The net energy (in calories) gained by feeding on each kind of food available to a foraging animal is simply the energy content of the food minus the energy costs of pursuing and handling it.
At first glance, one might expect that evolution would favor foraging behaviors that are as energetically efficient as possible. This sort of reasoning has led to what is known as the optimal foraging theory, which predicts that animals will select food items that maximize their net energy intake per unit of foraging time.
Is the optimal foraging theory correct?
Many foragers do preferentially use food items that maximize the energy return per unit time. Shore crabs, for example, tend to feed primarily on intermediate-sized mussels, which provide the greatest energy return (as discussed in the Inquiry & Analysis at the end of the chapter). Larger mussels provide more energy, but also take considerably more energy to crack open. Many other animals also behave to maximize energy acquisition.
The key question, however, is whether increased energy resources acquired by optimal foraging leads to increased reproductive success. In many cases, it does. In a diverse group of animals that includes ground squirrels (figure 37.8), zebra finches, and orb-weaving spiders, the number of offspring raised successfully increases when parents have access to more food energy.
Figure 37.8. Optimal foraging.
Optimal foraging in this golden mantled ground squirrel pays off with increased reproductive success.
In other cases, however, the costs of foraging seem to outweigh the benefits. An animal in danger of being eaten itself is often better off to minimize the amount of time it spends foraging. Many animals alter their foraging behavior when predators are present, reflecting this trade-off between food and risk.
Animals often move over a large area, or home range. In many species, the home ranges of several individuals overlap, but each individual defends only a portion of its home range and uses it exclusively. This behavior is called territoriality.
Territories are defended by displays that advertise that the territories are occupied, and by overt aggression. A bird sings from its perch within its territory to prevent invasion of its territory by a neighboring bird. If the intruding bird is not deterred by the song, the territory owner may attack and attempt to drive the invader away.

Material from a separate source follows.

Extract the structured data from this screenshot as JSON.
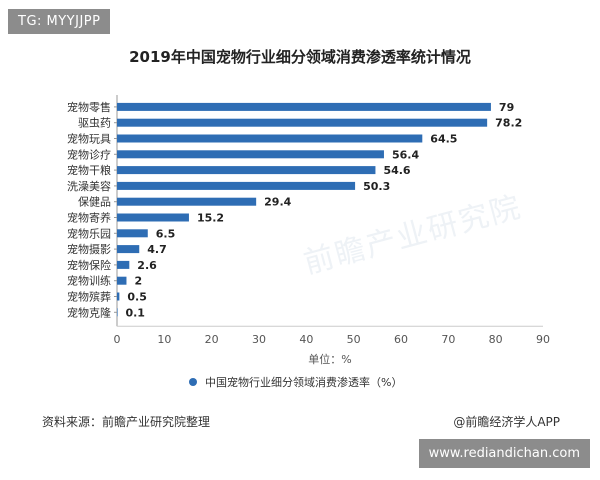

Why aren’t all animals territorial? The answer involves a cost-benefit analysis. The actual adaptive value of an animal’s territorial behavior depends on the trade-off between the behavior’s benefits and its costs. Territoriality offers clear benefits, including increased food intake from nearby resources (figure 37.9), access to refuges from predators, and exclusive access to mates. The costs of territorial behavior, however, may also be significant. The singing of a bird, for example, is energetically expensive, and attacks from competitors can lead to injury. In addition, advertisement through song or visual display can reveal one’s location to a predator. In many instances, particularly when food sources are abundant, defending easily obtained resources is simply not worth the cost.
Figure 37.9. The benefit of territoriality.
Sunbirds, found in Africa and ecologically similar to hummingbirds, increase nectar availability by defending flowers. A sunbird will expend 3,000 calories per hour chasing intruders away.
Key Learning Outcome 37.8. Natural selection tends to favor the evolution of foraging and territorial behaviors that maximize energy gain, although other considerations such as avoiding predators are also important.